Simone’un büyüleyici başarısı yüzeyde parıldarken, derinlerde hayatının çetin gerçeklerini saklıyordu. Hayali, klasik bir piyanist olmaktı; fakat bu rüya ona çok görüldü. Eşi ve menajeri Andrew Stroud’un baskısı altında, zorlu bir hayat sürmeye mahkûm kaldı; fiziksel ve duygusal şiddetle sarsıldı. 2015 tarihli belgeselde, çocukluğunda müziğe adanmışlığının getirdiği yalnızlığı anlatıyor; beyaz topluluğun içinde kendine yer bulamazken, kendi siyah topluluğunda bile dışlanmış hissettiğinden bahsediyordu. Zamanla zihinsel sağlığı yaralar aldı, mali sıkıntılar ve yaratıcılığında yaşadığı duraklamalarla mücadele etmek zorunda kaldı.
Tüm zorluklara rağmen, Amerika’da ırk ayrımcılığına karşı verdiği mücadeleye kattığı anlam ve eşsiz müziği, onu dünya sahnesinde unutulmaz bir ikon haline getirdi. Simone eserleriyle yalnızca dinleyicilerin ruhuna değil, dönemin toplumsal vicdanına da temas eden güçlü bir etki yarattı. Toplumun yaralarını ve adalet özlemini, hayal kırıklıklarından doğan bir umudu zamansız bir çığlığa dönüştürdü.
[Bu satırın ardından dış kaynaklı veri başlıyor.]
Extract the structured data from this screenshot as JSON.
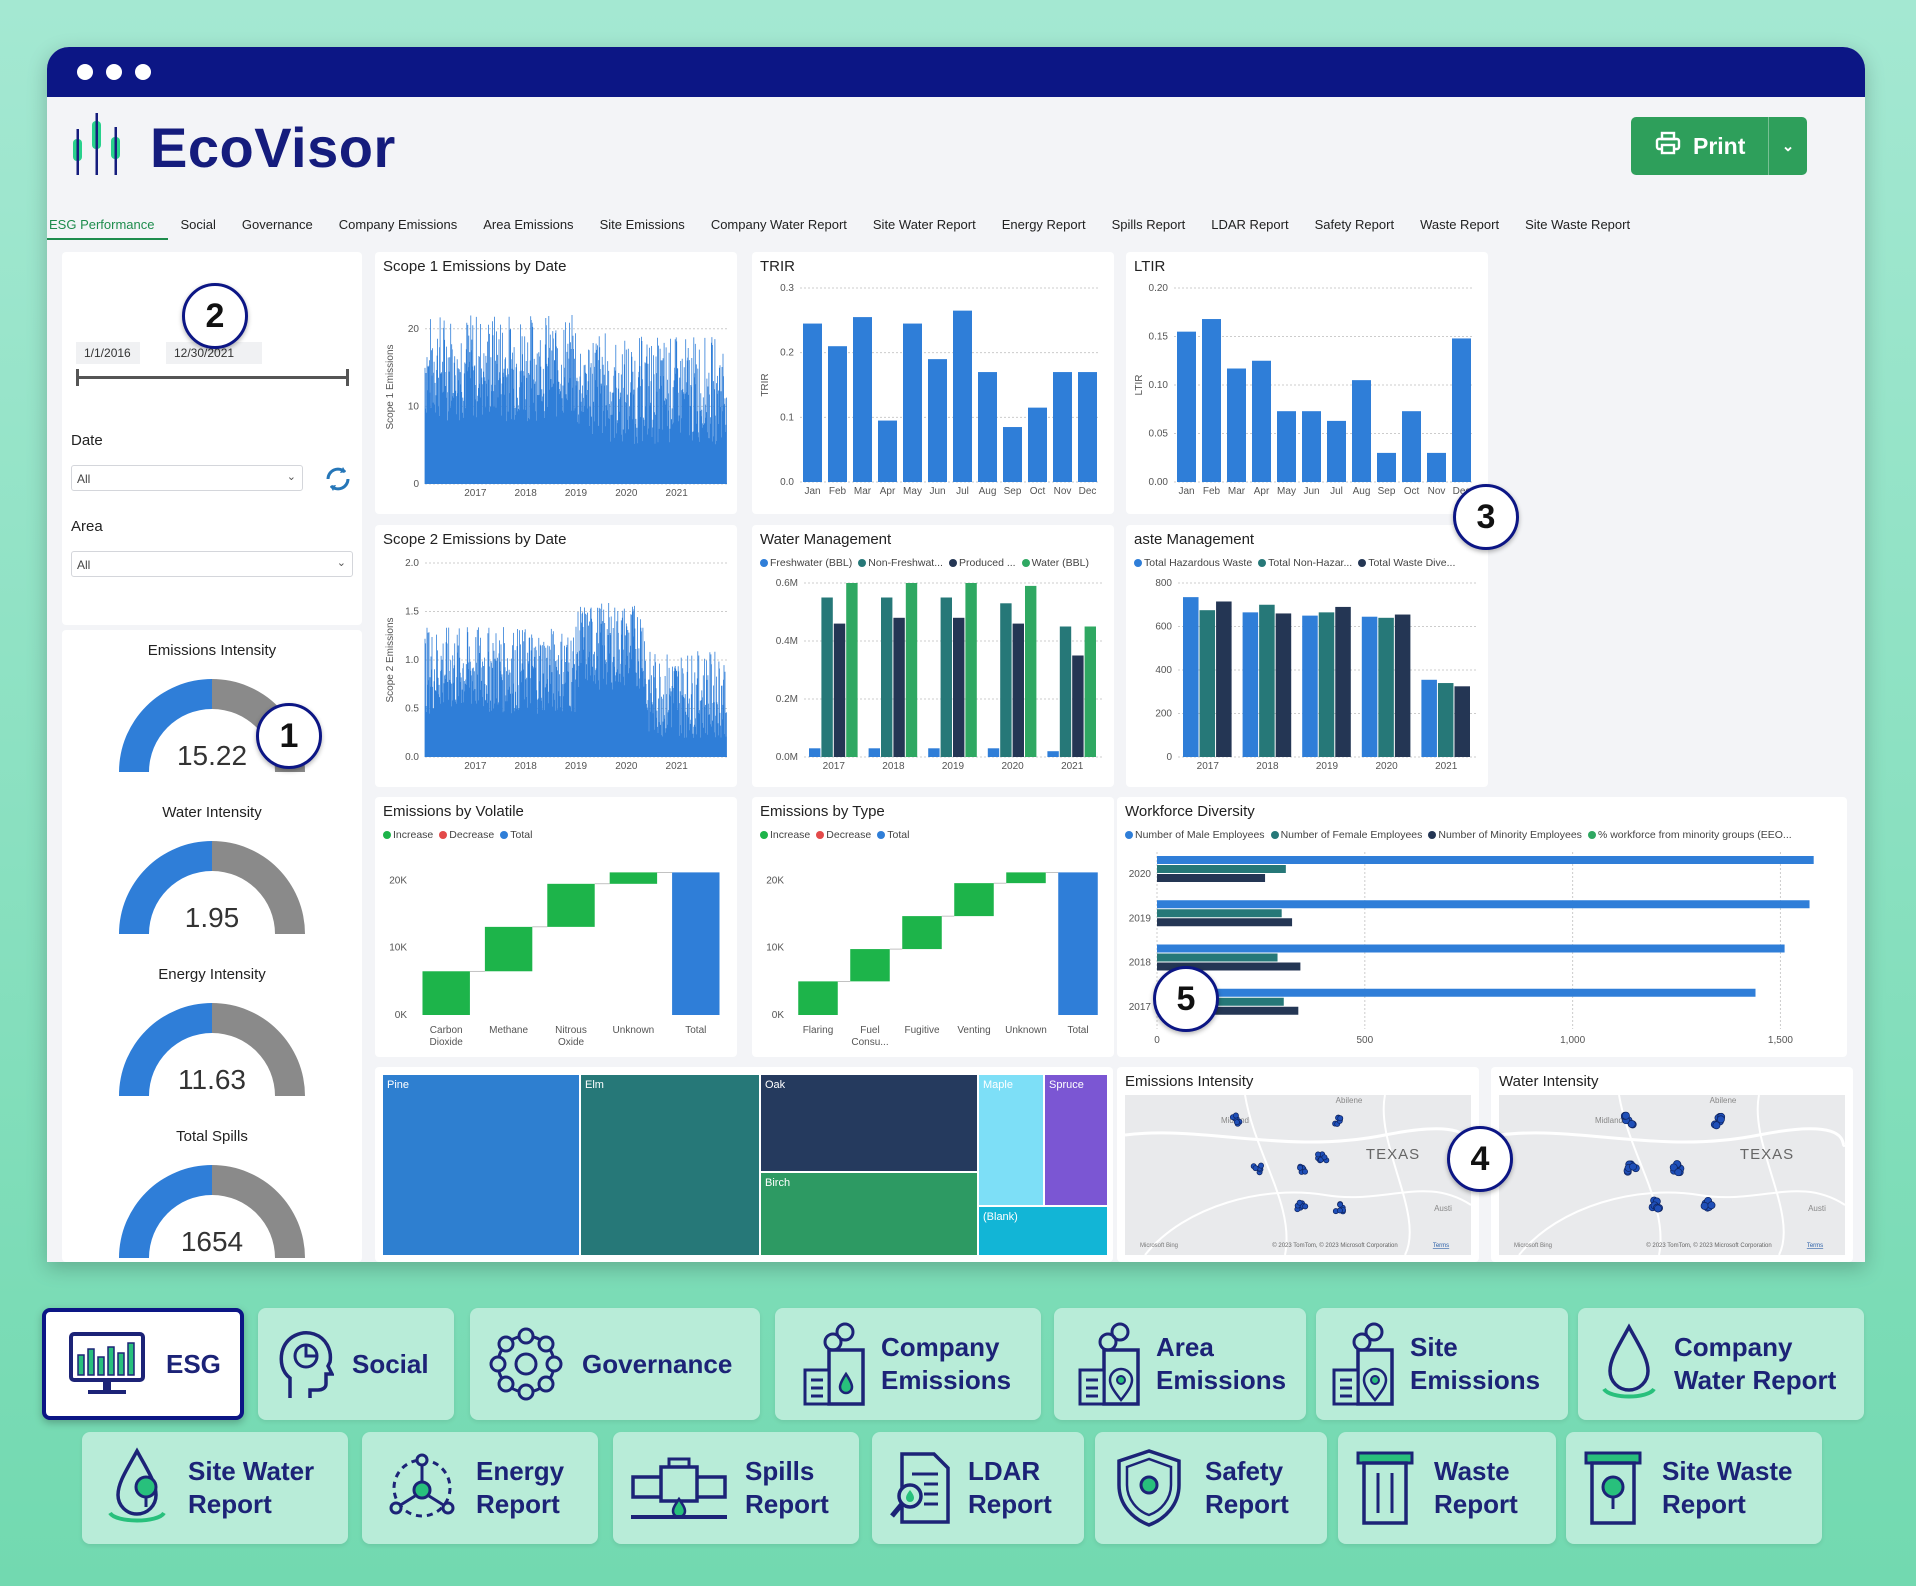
{
  "app": {
    "name": "EcoVisor",
    "print_label": "Print"
  },
  "tabs": [
    "ESG Performance",
    "Social",
    "Governance",
    "Company Emissions",
    "Area Emissions",
    "Site Emissions",
    "Company Water Report",
    "Site Water Report",
    "Energy Report",
    "Spills Report",
    "LDAR Report",
    "Safety Report",
    "Waste Report",
    "Site Waste Report"
  ],
  "filters": {
    "date_start": "1/1/2016",
    "date_end": "12/30/2021",
    "date_label": "Date",
    "date_value": "All",
    "area_label": "Area",
    "area_value": "All"
  },
  "gauges": [
    {
      "label": "Emissions Intensity",
      "value": "15.22",
      "fill": 0.5
    },
    {
      "label": "Water Intensity",
      "value": "1.95",
      "fill": 0.5
    },
    {
      "label": "Energy Intensity",
      "value": "11.63",
      "fill": 0.5
    },
    {
      "label": "Total Spills",
      "value": "1654",
      "fill": 0.5
    }
  ],
  "badges": [
    "1",
    "2",
    "3",
    "4",
    "5"
  ],
  "maps": {
    "emissions_title": "Emissions Intensity",
    "water_title": "Water Intensity",
    "city1": "Midland",
    "city2": "Abilene",
    "state": "TEXAS",
    "city3": "Austi",
    "attribution": "© 2023 TomTom, © 2023 Microsoft Corporation",
    "terms": "Terms",
    "bing": "Microsoft Bing"
  },
  "treemap": [
    {
      "name": "Pine",
      "color": "#2e7fd0"
    },
    {
      "name": "Elm",
      "color": "#267878"
    },
    {
      "name": "Oak",
      "color": "#253a5e"
    },
    {
      "name": "Birch",
      "color": "#2d9a63"
    },
    {
      "name": "Maple",
      "color": "#7ddff7"
    },
    {
      "name": "Spruce",
      "color": "#7b56d3"
    },
    {
      "name": "(Blank)",
      "color": "#12b5d6"
    }
  ],
  "colors": {
    "blue": "#2f7ed8",
    "teal": "#267878",
    "navy": "#243654",
    "green": "#2fa862",
    "gray": "#8a8a8a",
    "wf_green": "#1db44a",
    "wf_red": "#e34a4a",
    "accent": "#1e8c4d",
    "window_bar": "#0c1685"
  },
  "chart_data": [
    {
      "id": "scope1",
      "type": "bar",
      "title": "Scope 1 Emissions by Date",
      "ylabel": "Scope 1 Emissions",
      "ylim": [
        0,
        25
      ],
      "yticks": [
        0,
        10,
        20
      ],
      "x_ticks": [
        "2017",
        "2018",
        "2019",
        "2020",
        "2021"
      ],
      "series": [
        {
          "values_summary": "daily values fluctuating mostly between 5 and 24 from 2016 to 2021"
        }
      ]
    },
    {
      "id": "scope2",
      "type": "bar",
      "title": "Scope 2 Emissions by Date",
      "ylabel": "Scope 2 Emissions",
      "ylim": [
        0,
        2.0
      ],
      "yticks": [
        "0.0",
        "0.5",
        "1.0",
        "1.5",
        "2.0"
      ],
      "x_ticks": [
        "2017",
        "2018",
        "2019",
        "2020",
        "2021"
      ],
      "series": [
        {
          "values_summary": "daily values mostly 0.4 to 1.3; higher (up to 1.6) in late 2019 to mid 2020"
        }
      ]
    },
    {
      "id": "trir",
      "type": "bar",
      "title": "TRIR",
      "ylabel": "TRIR",
      "ylim": [
        0,
        0.3
      ],
      "yticks": [
        "0.0",
        "0.1",
        "0.2",
        "0.3"
      ],
      "categories": [
        "Jan",
        "Feb",
        "Mar",
        "Apr",
        "May",
        "Jun",
        "Jul",
        "Aug",
        "Sep",
        "Oct",
        "Nov",
        "Dec"
      ],
      "values": [
        0.245,
        0.21,
        0.255,
        0.095,
        0.245,
        0.19,
        0.265,
        0.17,
        0.085,
        0.115,
        0.17,
        0.17
      ]
    },
    {
      "id": "ltir",
      "type": "bar",
      "title": "LTIR",
      "ylabel": "LTIR",
      "ylim": [
        0,
        0.2
      ],
      "yticks": [
        "0.00",
        "0.05",
        "0.10",
        "0.15",
        "0.20"
      ],
      "categories": [
        "Jan",
        "Feb",
        "Mar",
        "Apr",
        "May",
        "Jun",
        "Jul",
        "Aug",
        "Sep",
        "Oct",
        "Nov",
        "Dec"
      ],
      "values": [
        0.155,
        0.168,
        0.117,
        0.125,
        0.073,
        0.073,
        0.063,
        0.105,
        0.03,
        0.073,
        0.03,
        0.148
      ]
    },
    {
      "id": "water",
      "type": "bar",
      "title": "Water Management",
      "ylim": [
        0,
        0.6
      ],
      "yticks": [
        "0.0M",
        "0.2M",
        "0.4M",
        "0.6M"
      ],
      "categories": [
        "2017",
        "2018",
        "2019",
        "2020",
        "2021"
      ],
      "legend": [
        "Freshwater (BBL)",
        "Non-Freshwat...",
        "Produced ...",
        "Water (BBL)"
      ],
      "series": [
        {
          "name": "Freshwater (BBL)",
          "values": [
            0.03,
            0.03,
            0.03,
            0.03,
            0.02
          ]
        },
        {
          "name": "Non-Freshwat...",
          "values": [
            0.55,
            0.55,
            0.55,
            0.53,
            0.45
          ]
        },
        {
          "name": "Produced ...",
          "values": [
            0.46,
            0.48,
            0.48,
            0.46,
            0.35
          ]
        },
        {
          "name": "Water (BBL)",
          "values": [
            0.6,
            0.6,
            0.6,
            0.59,
            0.45
          ]
        }
      ]
    },
    {
      "id": "waste",
      "type": "bar",
      "title": "aste Management",
      "ylim": [
        0,
        800
      ],
      "yticks": [
        "0",
        "200",
        "400",
        "600",
        "800"
      ],
      "categories": [
        "2017",
        "2018",
        "2019",
        "2020",
        "2021"
      ],
      "legend": [
        "Total Hazardous Waste",
        "Total Non-Hazar...",
        "Total Waste Dive..."
      ],
      "series": [
        {
          "name": "Total Hazardous Waste",
          "values": [
            735,
            665,
            650,
            645,
            355
          ]
        },
        {
          "name": "Total Non-Hazar...",
          "values": [
            675,
            700,
            665,
            640,
            340
          ]
        },
        {
          "name": "Total Waste Dive...",
          "values": [
            715,
            660,
            690,
            655,
            325
          ]
        }
      ]
    },
    {
      "id": "volatile",
      "type": "waterfall",
      "title": "Emissions by Volatile",
      "legend": [
        "Increase",
        "Decrease",
        "Total"
      ],
      "ylim": [
        0,
        22000
      ],
      "yticks": [
        "0K",
        "10K",
        "20K"
      ],
      "categories": [
        "Carbon Dioxide",
        "Methane",
        "Nitrous Oxide",
        "Unknown",
        "Total"
      ],
      "values": [
        6500,
        6600,
        6400,
        1700,
        21200
      ]
    },
    {
      "id": "type",
      "type": "waterfall",
      "title": "Emissions by Type",
      "legend": [
        "Increase",
        "Decrease",
        "Total"
      ],
      "ylim": [
        0,
        22000
      ],
      "yticks": [
        "0K",
        "10K",
        "20K"
      ],
      "categories": [
        "Flaring",
        "Fuel Consu...",
        "Fugitive",
        "Venting",
        "Unknown",
        "Total"
      ],
      "values": [
        5000,
        4800,
        4900,
        4900,
        1600,
        21200
      ]
    },
    {
      "id": "workforce",
      "type": "bar",
      "orientation": "horizontal",
      "title": "Workforce Diversity",
      "legend": [
        "Number of Male Employees",
        "Number of Female Employees",
        "Number of Minority Employees",
        "% workforce from minority groups (EEO..."
      ],
      "xlim": [
        0,
        1600
      ],
      "xticks": [
        "0",
        "500",
        "1,000",
        "1,500"
      ],
      "categories": [
        "2020",
        "2019",
        "2018",
        "2017"
      ],
      "series": [
        {
          "name": "Number of Male Employees",
          "values": [
            1580,
            1570,
            1510,
            1440
          ]
        },
        {
          "name": "Number of Female Employees",
          "values": [
            310,
            300,
            290,
            305
          ]
        },
        {
          "name": "Number of Minority Employees",
          "values": [
            260,
            325,
            345,
            340
          ]
        }
      ]
    }
  ],
  "nav": {
    "esg": "ESG",
    "social": "Social",
    "governance": "Governance",
    "company_emissions": [
      "Company",
      "Emissions"
    ],
    "area_emissions": [
      "Area",
      "Emissions"
    ],
    "site_emissions": [
      "Site",
      "Emissions"
    ],
    "company_water": [
      "Company",
      "Water Report"
    ],
    "site_water": [
      "Site Water",
      "Report"
    ],
    "energy": [
      "Energy",
      "Report"
    ],
    "spills": [
      "Spills",
      "Report"
    ],
    "ldar": [
      "LDAR",
      "Report"
    ],
    "safety": [
      "Safety",
      "Report"
    ],
    "waste": [
      "Waste",
      "Report"
    ],
    "site_waste": [
      "Site Waste",
      "Report"
    ]
  }
}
Onun müziği, dinleyiciyi harekete geçiren bir çağrıydı; özgürlük, eşitlik ve direniş için yükselen bir sesti.
Nina Simone daima Afro-Amerikan topluluğunun mücadelesine dair dürüst, etkileyici ve zamansız bir anlatıcı olarak yaşayacak; müziği, hakikat ve eşitlik arayışının yankılanan sesi olarak her zaman bizimle kalacak.